894e4977 6d2b 4622 be5f 6f1055114cf2

Jambi, cakapcuap.co – Komunitas Orang Rimba bersama Wahana Lingkungan Hidup Indonesia (WALHI) Jambi dan sejumlah lembaga menggelar Konsolidasi Adat sebagai bentuk penegasan sikap kolektif untuk memperjuangkan pengakuan dan perlindungan Wilayah Kelola Rakyat (WKR) serta hukum adat Orang Rimba di Provinsi Jambi.

Kegiatan ini berlangsung di tengah meningkatnya konflik agraria, perampasan ruang hidup, serta pengabaian hak-hak dasar masyarakat adat oleh negara. Situasi tersebut menunjukkan bahwa hingga saat ini Orang Rimba masih menghadapi ancaman serius terhadap keberlanjutan hidup dan identitas mereka sebagai komunitas adat.

Selama puluhan tahun, Orang Rimba disebut menjadi korban kebijakan pembangunan yang dinilai eksploitatif dan berorientasi pada kepentingan investasi. Hutan sebagai ruang hidup mereka dirampas melalui pemberian izin konsesi perkebunan, kehutanan, dan berbagai proyek pembangunan tanpa persetujuan bebas, didahului, dan diinformasikan (Padiatapa). Dampaknya, banyak komunitas kehilangan sumber penghidupan, mengalami kekerasan struktural, dan semakin terpinggirkan di tanah leluhur mereka sendiri.

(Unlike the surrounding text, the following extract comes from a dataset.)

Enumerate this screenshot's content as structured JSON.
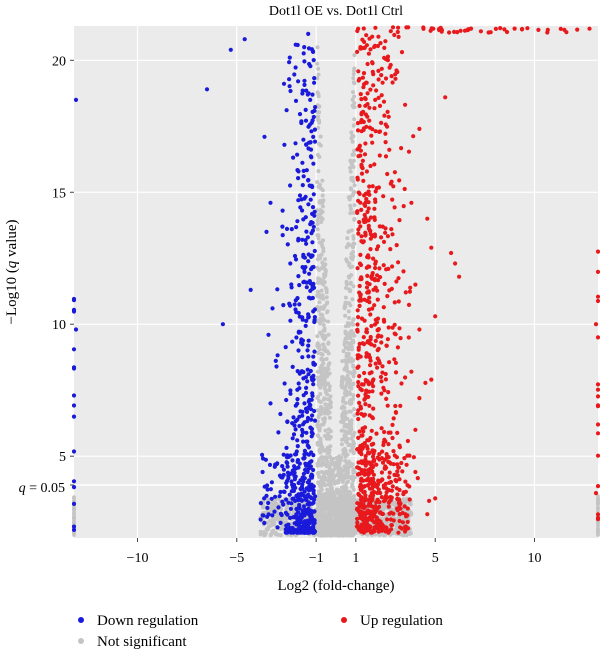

Dalam konsolidasi tersebut, Temenggung ditegaskan sebagai otoritas tertinggi dan pemegang mandat kolektif komunitas dalam merespons berbagai persoalan yang dihadapi Orang Rimba. WALHI Jambi menilai negara selama ini gagal mengakui serta menghormati sistem pemerintahan adat tersebut. Pendekatan administratif dan keamanan disebut kerap digunakan untuk melemahkan posisi Temenggung serta memecah solidaritas komunitas.

Direktur WALHI Jambi, Oscar Anugerah, menilai kondisi ini sebagai bentuk ketidakadilan struktural yang terus dibiarkan. Ia menyebut negara lebih berpihak pada kepentingan korporasi dibanding melindungi Orang Rimba. “Wilayah adat dirampas, hutan dihancurkan, sementara Orang Rimba dipaksa hidup tanpa kepastian ruang hidup dan layanan dasar yang layak. Ini bukan sekadar kelalaian, melainkan kegagalan negara yang sistematis,” tegasnya.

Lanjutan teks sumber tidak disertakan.